Domingo 5 DE Abril DE 2020
El Acordeón

El diccionario panhispánico del español jurídico

El siguiente texto fue escrito por D. Gustavo García Fong, de la Academia Guatemalteca de la Lengua (AGL), para la presentación del Diccionario panhispánico del español jurídico (DPEJ) en Guatemala, en un acto en donde también participó el principal promotor e impulsor de la obra, D. Santiago Muñoz Machado, director de la Real Academia Española (RAE) y presidente de la Asociación de Academias de la Lengua Española (Asale)

Fecha de publicación: 15-03-20
Por: GUSTAVO GARCÍA FONG

Finalizando el siglo XX, en 1998 la Real Academia Española inició con la implementación de lo que se conoce como la política lingüística panhispánica. Para la implementación de esa política fue necesario establecer mecanismos diferentes respecto a la relación de la RAE y las academias, tanto en su funcionamiento como en cuanto a la metodología de trabajo, lo que incluyó la revisión, actualización y edición de las obras académicas fundamentales.

Atrás quedaban aquellos paradigmas que calificaron de peyorativo el uso del español dependiendo de las demarcaciones geográfi cas, adoptando el criterio de que, precisamente, nuestro idioma muestra varias normas de cultura, todas ellas válidas y generalmente aceptadas por la comunidad de hispanoparlantes. No es posible establecer para una zona geográfica o varias de ellas del extenso territorio en donde el español es la lengua oficial, el calificativo de un “buen uso del idioma” frente a otras zonas geográficas que quedarían eliminadas de ese “buen uso” del español. El “buen español” está presente en todas las latitudes donde se hable, siempre que exista una “norma de cultura” donde los hablantes se reconozcan en ella socialmente. Por ejemplo, hoy día y desde el punto de vista lingüístico, se reconoce que el registro culto estandarizado pertenece más a las áreas urbanas que a las rurales, que ciertas profesiones universitarias como los abogados, periodistas, médicos, ingenieros, informáticos, químicos y farmacéuticos, etcétera, conforman un determinado segmento social con prestigio lingüístico y académico, sea cual fuere la modalidad de español que utilicen, que fomentan determinados usos susceptibles de generalizarse y acercarse a otros usos de otras latitudes, al tener en cuenta los valores sociales y culturales de las diferentes comunidades de hispanohablantes.

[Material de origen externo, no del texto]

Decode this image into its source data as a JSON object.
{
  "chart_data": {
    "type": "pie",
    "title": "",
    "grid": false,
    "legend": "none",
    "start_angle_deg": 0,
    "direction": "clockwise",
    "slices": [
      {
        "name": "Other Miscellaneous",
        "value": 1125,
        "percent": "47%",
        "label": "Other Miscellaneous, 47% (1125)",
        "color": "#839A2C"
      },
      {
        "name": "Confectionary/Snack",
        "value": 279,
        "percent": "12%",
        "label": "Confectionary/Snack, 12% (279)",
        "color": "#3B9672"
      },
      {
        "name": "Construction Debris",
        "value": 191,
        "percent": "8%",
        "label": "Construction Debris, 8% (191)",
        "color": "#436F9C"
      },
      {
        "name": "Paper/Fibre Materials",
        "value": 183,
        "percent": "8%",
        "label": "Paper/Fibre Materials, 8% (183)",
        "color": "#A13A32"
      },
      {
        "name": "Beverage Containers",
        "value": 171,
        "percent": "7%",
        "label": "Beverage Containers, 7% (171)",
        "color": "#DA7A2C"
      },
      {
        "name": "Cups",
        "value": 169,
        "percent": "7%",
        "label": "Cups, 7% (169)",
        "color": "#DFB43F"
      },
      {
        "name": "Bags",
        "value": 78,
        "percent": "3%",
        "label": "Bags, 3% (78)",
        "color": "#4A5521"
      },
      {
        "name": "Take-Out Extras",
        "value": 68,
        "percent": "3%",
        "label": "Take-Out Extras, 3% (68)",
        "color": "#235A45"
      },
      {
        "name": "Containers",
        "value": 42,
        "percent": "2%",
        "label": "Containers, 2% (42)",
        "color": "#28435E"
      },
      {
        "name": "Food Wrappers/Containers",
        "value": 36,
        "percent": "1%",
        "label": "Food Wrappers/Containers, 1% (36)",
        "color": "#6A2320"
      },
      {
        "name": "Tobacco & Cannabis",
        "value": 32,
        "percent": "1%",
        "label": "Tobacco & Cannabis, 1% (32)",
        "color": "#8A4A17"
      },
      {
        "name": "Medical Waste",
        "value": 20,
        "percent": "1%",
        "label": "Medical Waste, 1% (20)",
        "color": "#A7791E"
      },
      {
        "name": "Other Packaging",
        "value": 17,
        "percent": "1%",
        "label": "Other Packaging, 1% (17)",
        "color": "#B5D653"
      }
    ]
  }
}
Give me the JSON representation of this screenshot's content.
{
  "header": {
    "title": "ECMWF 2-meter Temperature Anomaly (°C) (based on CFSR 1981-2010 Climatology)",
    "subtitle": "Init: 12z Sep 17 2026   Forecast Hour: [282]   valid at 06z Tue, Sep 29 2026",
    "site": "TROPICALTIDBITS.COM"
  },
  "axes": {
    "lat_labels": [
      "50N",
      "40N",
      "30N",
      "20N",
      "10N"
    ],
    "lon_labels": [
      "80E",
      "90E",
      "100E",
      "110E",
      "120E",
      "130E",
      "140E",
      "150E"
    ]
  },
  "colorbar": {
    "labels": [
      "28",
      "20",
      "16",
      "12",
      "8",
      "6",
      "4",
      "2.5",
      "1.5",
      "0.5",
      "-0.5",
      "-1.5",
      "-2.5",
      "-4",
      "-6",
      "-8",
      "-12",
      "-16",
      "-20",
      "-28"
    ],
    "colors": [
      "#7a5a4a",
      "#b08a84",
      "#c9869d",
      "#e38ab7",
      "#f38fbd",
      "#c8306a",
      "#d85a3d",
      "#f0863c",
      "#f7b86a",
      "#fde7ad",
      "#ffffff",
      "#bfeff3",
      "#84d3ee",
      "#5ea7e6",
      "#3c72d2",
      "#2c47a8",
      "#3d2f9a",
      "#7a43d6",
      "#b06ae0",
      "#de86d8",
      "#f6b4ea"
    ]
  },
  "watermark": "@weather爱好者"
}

Uno de los resultados de la implementación de dicha política lingüística panhispánica, fue la iniciativa para el reconocimiento de la coautoría de todas las corporaciones para las obras académicas que se publicarían en lo sucesivo. Solo en ese contexto es posible entender la plena y real participación de todas las academias, en un plano de igualdad en la elaboración de dichas obras.

EL LÉXICO JURÍDICO

En España, el precedente más cercano al Diccionario panhispánico del español jurídico (DPEJ) fue el Diccionario del español jurídico(DEJ), que surgió del interés del Consejo General del Poder Judicial (CGPJ) por los temas de claridad y seguridad en el léxico del Derecho. Se elaboró con base en un convenio entre el CGPJ y la RAE y su novedad, ante los tradicionales diccionarios, es contar con la metodología y criterios lexicográficos tenidos en cuenta para la elaboración de los diccionarios del lenguaje en general.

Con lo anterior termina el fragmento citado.